All development work that is undertaken by the department is free and open-source.
- A Timeline Viewer of Patient Medical Records In this project, we will examine novel ways to create an environment to display a patient's medical records and medical history. Currently patient medical records are resemble ugly reciepts straight from the 80s. In this project, we will help develop a timeline view (as in facebook timeline) of a patients complete medical history. When completed, it should allow a patient to see their entire medical history as a timeline with medications, treatments etc.

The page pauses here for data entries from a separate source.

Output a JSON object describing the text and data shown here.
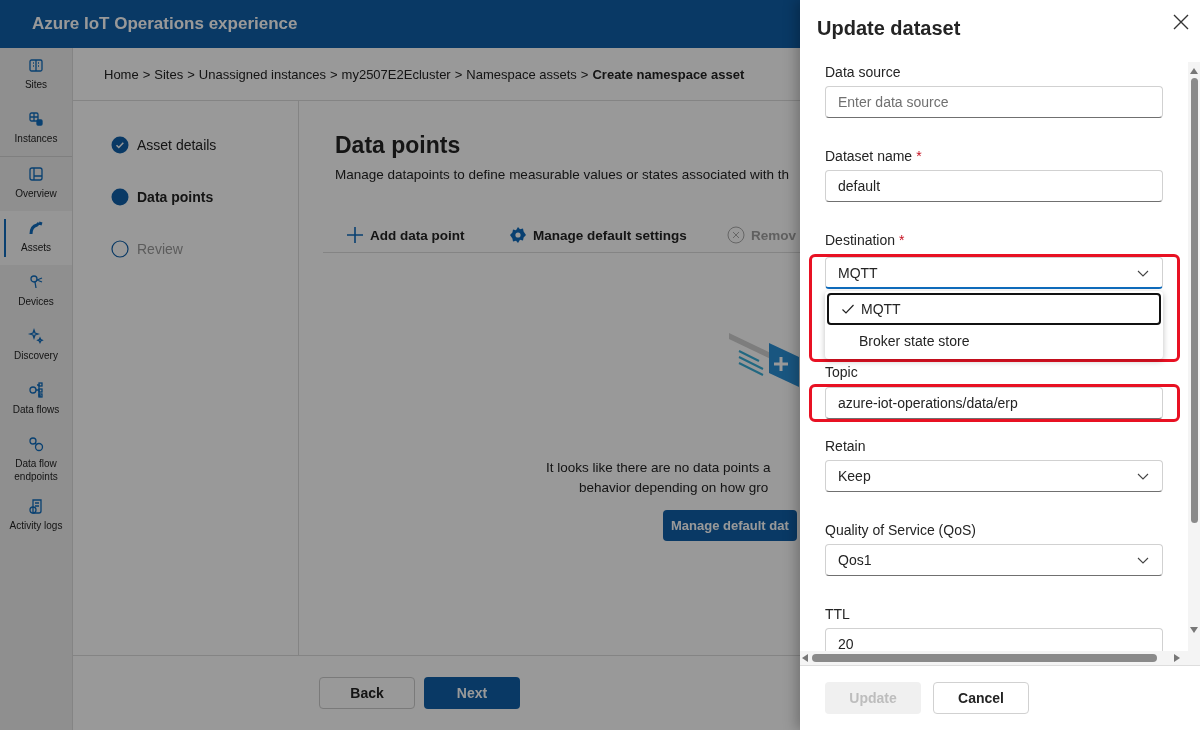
{
  "header": {
    "title": "Azure IoT Operations experience"
  },
  "sidebar": {
    "groups": [
      [
        {
          "label": "Sites",
          "selected": false
        },
        {
          "label": "Instances",
          "selected": false
        }
      ],
      [
        {
          "label": "Overview",
          "selected": false
        },
        {
          "label": "Assets",
          "selected": true
        },
        {
          "label": "Devices",
          "selected": false
        },
        {
          "label": "Discovery",
          "selected": false
        },
        {
          "label": "Data flows",
          "selected": false
        },
        {
          "label": "Data flow endpoints",
          "selected": false
        },
        {
          "label": "Activity logs",
          "selected": false
        }
      ]
    ]
  },
  "breadcrumb": {
    "separator": ">",
    "items": [
      {
        "label": "Home",
        "current": false
      },
      {
        "label": "Sites",
        "current": false
      },
      {
        "label": "Unassigned instances",
        "current": false
      },
      {
        "label": "my2507E2Ecluster",
        "current": false
      },
      {
        "label": "Namespace assets",
        "current": false
      },
      {
        "label": "Create namespace asset",
        "current": true
      }
    ]
  },
  "steps": [
    {
      "label": "Asset details",
      "kind": "done"
    },
    {
      "label": "Data points",
      "kind": "current"
    },
    {
      "label": "Review",
      "kind": "pending"
    }
  ],
  "page": {
    "title": "Data points",
    "description": "Manage datapoints to define measurable values or states associated with th",
    "toolbar": [
      {
        "label": "Add data point",
        "kind": "add",
        "disabled": false
      },
      {
        "label": "Manage default settings",
        "kind": "settings",
        "disabled": false
      },
      {
        "label": "Remov",
        "kind": "remove",
        "disabled": true
      }
    ],
    "empty_state": {
      "lines": [
        "It looks like there are no data points a",
        "behavior depending on how gro"
      ],
      "button": "Manage default dat"
    }
  },
  "footer": {
    "buttons": [
      {
        "label": "Back",
        "kind": "secondary"
      },
      {
        "label": "Next",
        "kind": "primary"
      }
    ]
  },
  "panel": {
    "title": "Update dataset",
    "fields": [
      {
        "kind": "input",
        "label": "Data source",
        "placeholder": "Enter data source",
        "highlighted": false
      },
      {
        "kind": "input",
        "label": "Dataset name",
        "required_mark": "*",
        "value": "default",
        "highlighted": false
      },
      {
        "kind": "select",
        "label": "Destination",
        "required_mark": "*",
        "value": "MQTT",
        "expanded": true,
        "highlighted": true,
        "options": [
          {
            "label": "MQTT",
            "selected": true
          },
          {
            "label": "Broker state store",
            "selected": false
          }
        ]
      },
      {
        "kind": "input",
        "label": "Topic",
        "value": "azure-iot-operations/data/erp",
        "highlighted": true
      },
      {
        "kind": "select",
        "label": "Retain",
        "value": "Keep",
        "expanded": false,
        "highlighted": false
      },
      {
        "kind": "select",
        "label": "Quality of Service (QoS)",
        "value": "Qos1",
        "expanded": false,
        "highlighted": false
      },
      {
        "kind": "input",
        "label": "TTL",
        "value": "20",
        "highlighted": false
      }
    ],
    "buttons": [
      {
        "label": "Update",
        "kind": "primary",
        "disabled": true
      },
      {
        "label": "Cancel",
        "kind": "secondary"
      }
    ]
  }
}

- Customized XML to JSON & JSON to XML Conversion Utility The main aim of the project is to design and implement a library to allow conversion of XML data sets to JSON in a custom defined manner - with the help of user defined mappings. Round trip conversion - XML -> JSON -> XML will also be supported. The use case is that currently all the open source tools which perform this conversion do not allow mapping specific attributes and nodes. They transform the complete XML into a JSON without taking into consideration user specifications. In most cases only a small portion of the XML is required to be transformed( to specific JSON fields) - which can be easily specified by XPath and JSON Schema - thus the requirement of this utility. The library designed will be easy to use and have an extensible and simple Interface. The mappings file will be a JSON Schema file with the description tag for each element containing the XPath expression for the same. Only those elements which are required to be converted from XML will be specified by the user in the JSON Schema. Some limitations might arise as with just XPath and JSON Schema there might be ambiguities and anomalies in the conversion. I will be documenting all these and trying to rectify and reduce the limitations of this library. I have expanded more on the features of this library in the course of this proposal.
- High Performance CPU and GPU Microscopy Image Analysis Algorithms and Implementations Project aims to develop parallel version of image processing algorithms. Some algorithms already have parallel implementation in Nvidia Cuda technology and the goal is to port those algorithm to more general OpenCL framework. There is also need to develop parallel versions of algorithms that have only serial version at this moment.
- Large Scale Biomedical Data Integration This project will retrieve different format such as XML and JSON from different Data Service. The problem is that these dataset are stored in their various database systems and it hard to allow users to give a general query and return result join from these various dataset. The objective of this project and aim to achieve is to create an “integrated dataset” and provide user an interface such as Restful to issue query and return result in JSON, XML format.
- Proposal for Hadoop-GIS: Extending Hive with Spatial Queries With the rapid development of positioning technology and imaging technology, the scale of spatial data has shown to have a exponential growth. There are two major challenges for managing and querying these massive spatial data: the multi-dimensional structure of spatial data and the high computational complexity of spatial queries. The rapid growth of spatial data requires a fast query system. In this project, we will present Hadoop-GIS by extending Apache Hive, a MapReduce based data warehousing system with spatial query capabilities. The main goal of Hadoop-GIS is to develop a highly scalable, cost-effective, efficient and expressive integrated spatial query processing system for data and compute intensive spatial applications, that can take advantage of MapReduce running on commodity clusters.